Nous quittons Angkor heureux de notre séjour après avoir connu des conditions exceptionnelles. Peu de touristes sur les sites à cause du climat politique, et liberté de mouvement grâce à notre deux-roues. Maintenant, direction Phnom Penh !

Siem Reap, 14 avril 1993



La petite merveille du jour : le temple de Bantey Srei. Pas facile de s’y rendre, car il est à trente kilomètres de Siem Reap, sur un territoire plus ou moins contrôlé par les Khmers Rouges.
Au bout de deux jours de bouche à oreille, nous finissons par trouver une voiture et un chauffeur, que nous louons avec deux autres Français en vacances.

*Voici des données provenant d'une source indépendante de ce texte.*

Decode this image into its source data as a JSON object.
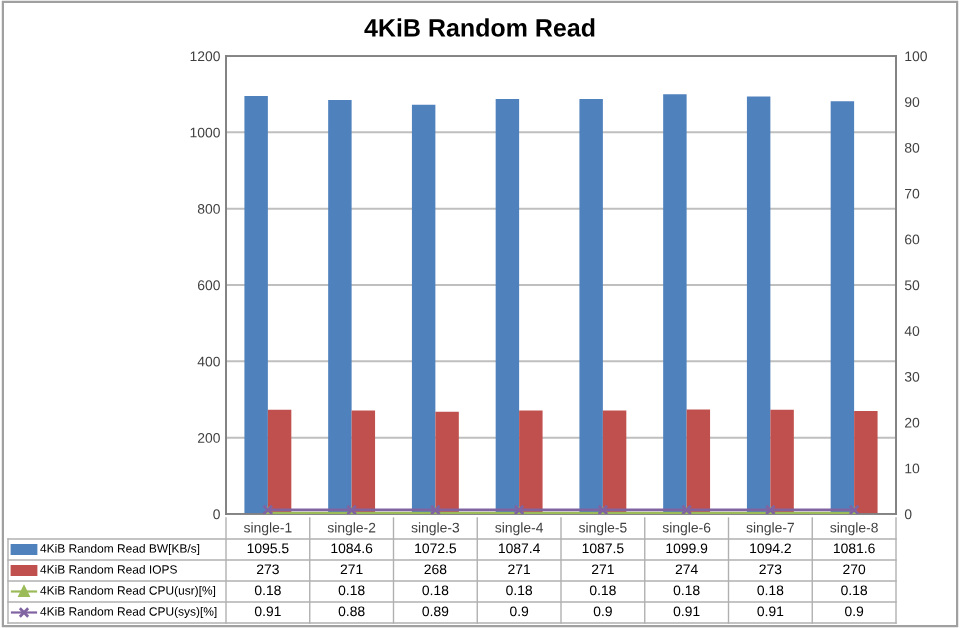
{
  "chart_data": {
    "type": "bar",
    "title": "4KiB Random Read",
    "categories": [
      "single-1",
      "single-2",
      "single-3",
      "single-4",
      "single-5",
      "single-6",
      "single-7",
      "single-8"
    ],
    "series": [
      {
        "name": "4KiB Random Read BW[KB/s]",
        "color": "#4f81bd",
        "values": [
          1095.5,
          1084.6,
          1072.5,
          1087.4,
          1087.5,
          1099.9,
          1094.2,
          1081.6
        ]
      },
      {
        "name": "4KiB Random Read IOPS",
        "color": "#c0504d",
        "values": [
          273,
          271,
          268,
          271,
          271,
          274,
          273,
          270
        ]
      },
      {
        "name": "4KiB Random Read CPU(usr)[%]",
        "type": "line",
        "axis": "y2",
        "marker": "triangle",
        "color": "#9bbb59",
        "values": [
          0.18,
          0.18,
          0.18,
          0.18,
          0.18,
          0.18,
          0.18,
          0.18
        ]
      },
      {
        "name": "4KiB Random Read CPU(sys)[%]",
        "type": "line",
        "axis": "y2",
        "marker": "cross",
        "color": "#8064a2",
        "values": [
          0.91,
          0.88,
          0.89,
          0.9,
          0.9,
          0.91,
          0.91,
          0.9
        ]
      }
    ],
    "ylim": [
      0,
      1200
    ],
    "yticks": [
      0,
      200,
      400,
      600,
      800,
      1000,
      1200
    ],
    "y2lim": [
      0,
      100
    ],
    "y2ticks": [
      0,
      10,
      20,
      30,
      40,
      50,
      60,
      70,
      80,
      90,
      100
    ],
    "grid": "y",
    "legend": "bottom",
    "data_labels": true
  }
}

Après une heure et demie de route et de piste complètement défoncée et encore inondée par les pluies de la nuit, nous atteignons Bantey Srei, petit temple de grès rose, tout entouré de végétation, et entièrement recouvert de bas-reliefs qui ont résisté à l’usure du temps. Nous ne savons plus où donner de la tête, tant les frontons et les murs regorgent de détails.


Détail du fronton

Offrandes



Nous ne sommes que quatre touristes, mais des dizaines de Cambodgiens qui participent aux cérémonies du Nouvel An khmer devant le temple, s’y promènent avec leurs enfants, curieux mais méfiants.





Pour détendre l’atmosphère, des soldats munis de fusils et de lance-roquettes, assis à l’arrière du temple, écoutent  la radio. 




[Chanson à la radio]


Oui, sur chaque site, des soldats armés veillent à la sécurité des visiteurs ; ils sont jeunes, très jeunes, et ont peut-être la gâchette facile. Nous leur trouvons l’air agressif et menaçant, pourtant il suffit de leur dire bonjour, et un grand sourire illumine leur visage.






Siem Reap, 13 avril 1993

Statue au Banteay Kdei

Bas-relief au Banteay Kdei

[Chant des oiseaux au Banteay Kdei]

Aujourd'hui nous profitons de notre mobylette Honda pour parcourir le site et découvrir des temples de moindre importance où plus en ruines qui sont moins visités. Le Banteay Kdei, le Prak Khan, le Neak Pean, etc.


Fromager enserrant une galerie du Prah Khan

Statue étêtée au Neak Pean


Nous revenons à la terrasse du Roi lépreux aux étonnants bas-reliefs : danseuses, princesses, suivantes, serviteurs sur des dizaines de mètres de pierre sculptée.


Terasse du roi Lépreux



Siem Reap, 12 avril 1993



Notre coups de cœur du jour : le Ta Prohm.

Ta Prohm, qui n’a pas été dégagé de la végétation qui le dévore depuis des siècles. C’est l’image type d’Angkor, où la nature reprend ses droits ; les racines des fromagers forment des boas qui s’enroulent sur le moindre appui et semblent étouffer les pierres qui ne finissent pas lâcher prise. Tout est en ruine, les murs sont écroulés, d’énormes blocs de pierre barrent les passages.
Heureusement, des enfants toujours prêts à vous guider pour quelques riels, nous emmènent dans ce dédale qui est leur terrain de jeux. “Par ici, look, Madam, no head Madam, Pol Pot no good !” En effet, les pilleurs ont fait disparaître de nombreuses têtes de statues sur tout le site d’Angkor, les derniers en date étant les Khmers Rouges qui en tirent sûrement de bons prix sur le marché parallèle des œuvres d’art. Ils ont attaqué, il y a deux mois, le Conservatoire d’Angkor, où étaient entreposés des chefs-d'œuvre de l’art khmer, et ont emporté des dizaines de sculptures dont la valeur estimée serait de 500 000 $ ! Mais, n’oublions pas que ces vols existent depuis la découverte d’Angkor, et qu’André Malraux fit aussi partie de ces amateurs d’art.